NEKOOSA, Wis. — In a world of same, unique often is hard to find, especially in the world of golf course architecture.
At times, a course is shunned based on the presumption of what a golf course should be or simply is dismissed because it might be regarded as unusual.
In 1995, Sand Hills Golf Club opened in the Nebraska Sandhills. There was plenty of praise to go around for the rugged design and its architects, Ben Crenshaw and Bill Coore.
Crenshaw and Coore had pushed past presumptions, and the 18 holes outside of Mullen, Neb., became a destination for golf purists on a pilgrimage to locate courses new and different.
The masterpiece became a precursor to another treasure in Oregon’s southwest corner. Mike Keiser, a Chicago businessman, took the Sand Hills concept and built Bandon Dunes.
In designing Bandon, Keiser not only took a big gamble in its location —four-plus hours by car from Portland — but whom he engaged as the architect.
Scotsman David McLay Kidd, then 26, was a relative unknown, yet he was picked to design Keiser’s course on a remote bluff overlooking the Pacific. The site was chosen because of its sand dunes, although Sand Hills had been a successful test case.
The trust and respect that Keiser displayed for Kidd cannot be discounted as Bandon Dunes opened to rave reviews in 1999.
Bandon’s success story would continue as Keiser later added Pacific Dunes, Bandon Trails, Old MacDonald and — perhaps the best of them all — Preserve Course, a 13-hole, par-3 layout.
Yet, Kidd seemed to revert into a blue period. The acclaim that Kidd gained from Bandon faded.
“I understood that golf had to be fun and playable early in my career, but somehow lost my way for the better part of a decade,” Kidd said of his evolving design philosophy. “It's only been in the last decade that I’ve discovered what I instinctively knew in my 20s when I did Bandon Dunes … that golf was meant to be fun.
“It's not that much fun standing on a golf hole and thinking am I ever going to see this golf ball again. It's much more fun to be aggressive knowing that the penalty for not completing the stroke is that you have a chance of redemption. And that's what Mammoth Dunes tries to do. That's what Gamble Sands does in spades. I'm still asking you to play a very precise shot, but I'm just giving you the opportunity for redemption should you not pull it off. Too many courses in the last 30 years ask you to play a certain shot, and for anything less than that the penalty far outweighs the crime. And you're dead. And that's no fun.”

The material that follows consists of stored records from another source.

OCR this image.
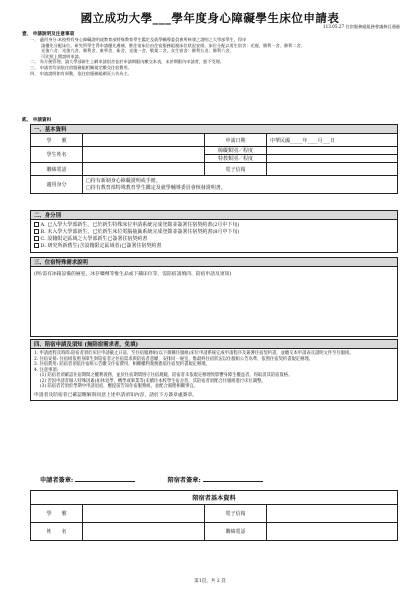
國立成功大學___學年度身心障礙學生床位申請表
113.05.27 住宿服務組組務會議修訂通過
壹、 申請說明及注意事項

一、 適用身分:本校特有身心障礙證明或教育部特殊教育學生鑑定及就學輔導委員會所核發之證明之大學部學生，得申

請優先分配床位。研究所學生得申請優先遴補，惟住宿床位由住宿服務組視床位狀況安排，床位分配以男生宿舍：光復、勝利一舍、勝利二舍、

光復六舍、光復九舍、勝利舍、東寧舍、新舍、光復一舍、敬業二舍，女生宿舍：勝利五舍、勝利六舍、

可比照上開說明申請。

二、 為方便管理，請大學部新生上網申請宿舍並於申請期限內繳交本表，未於期限內申請者，恕不受理。

三、 申請者均須依住宿服務組相關規定繳交住宿費用。

四、 申請說明如有異動，依住宿服務組網頁公告為主。

貳、 申請資料
一、基本資料			
學　　號		申請日期	中華民國_____年____月___日
學生姓名		障礙類別／程度	
		特教類別／程度	
聯絡電話		電子信箱	
適用身分	□持有新制身心障礙證明或手冊。
□持有教育部特殊教育學生鑑定及就學輔導委員會核發證明書。		
二、身分別

A. 已入學大學部新生，已於新生特殊床位申請系統完成登錄並簽署住宿契約書(2月中下旬)
B. 未入學大學部新生，已於新生床位電腦抽籤系統完成登錄並簽署住宿契約書(8月中下旬)
C. 設籍限定區域之大學部新生已簽署住宿契約書
D. 研究所新舊生(含設籍限定區域者)已簽署住宿契約書
三、住宿特殊需求說明
(例:需有冰箱設備的寢室，冰存藥劑等惟生品或下鋪床位等，需陪宿請填四、陪宿申請及須知)
四、陪宿申請及須知 (無陪宿需求者，免填)

1. 申請流程及時間:陪宿者須於床位申請截止日前，至住宿服務組(以下簡稱住服組)床位申請系統完成申請程序及簽署住宿契約書，並繳交本申請表及證明文件至住服組。
2. 住宿安排: 住宿組依照身障生與陪宿者之住宿需求與陪宿者意願，安排同一寢室，惟最終住宿狀況以住服組公告為準，依照住宿契約書規定辦理。
3. 住宿費用: 陪宿者須依住宿組公告繳交住宿費用，相關權利義務悉依住宿契約書規定辦理。
4. 注意事項:
(1) 陪宿者須確認住宿期間之權利義務，並於住宿期間恪守住宿規範，陪宿者未依規定辦理致影響身障生權益者，得取消其陪宿資格。
(2) 若因申請者個人特殊因素(如休退學、轉學或畢業等)未續住本校學生宿舍者，其陪宿者須配合住服組進行床位調整。
(3) 陪宿者若須於學期中申請退宿，應提前告知住宿服務組，並配合處理相關事宜。
申請者及陪宿者已確認瞭解與同意上述申請須知內容，請於下方簽章處簽章。
申請者簽章:	陪宿者簽章:
陪宿者基本資料			
學　　號		電子信箱	
姓　　名		聯絡電話	
第1頁，共 2 頁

Kidd began to reemerge in 2009 with the opening of Machrihanish Dunes on the Mull of Kintyre along Scotland’s western shore and Huntsman Springs in Idaho’s Teton Valley. Then came Guacalito De La Isla on the Nicaraguian Pacific coast.
Kidd completed his comeback with Gamble Sands, near Brewster in central Washington, in summer 2014. Working with a former apple orchard instead of the ocean shorelines as he did at Bandon and Machrihanish, Kidd left designs that drew further praise.
The result in Washington was enough to put Kidd back on Keiser’s radar screen. Last Thursday, Kidd’s second design for a Keiser resort opened.
Mammoth Dunes, the second course at Sand Valley, is three hours north of Chicago, in another remote setting, but is sure to become another mecca for golf pilgrims.
Sand Hills started the revolution of golf minimalism, and it could be argued that nothing has topped its design. When Bandon Dunes matured, the debate among visitors was which of the resort’s four 18-hole courses was best.
With the creation of Mammoth Dunes, the question now becomes: Is there a North American course designed in the past 30 years better than the current Kidd tour de force?
The answer is a resounding no. In comparison to Mammoth Dunes, Sand Valley and Bandon — and even Cabot in Nova Scotia — pale.
Overwhelming to the eye, Mammoth Dunes is one of the few golf courses in the world with no weak links. That is heavy praise considering the likes of Cypress Point (the 18th hole) and Augusta (the fifth or seventh holes, take your pick) have their blemishes.
Fun, enjoyment, playability and artistic splendor rank as the takeaways from Mammoth Dunes. The only negative: mosquitoes.
A trip to Bandon is an experience, but an excursion to Mammoth Dunes is a calling for any golfer who wants to revel in something extraordinary.
When Sand Valley’s third course is announced, the architect had better have thick skin, because any praise for the design will likely not live up to Mammorth Dunes’ hype.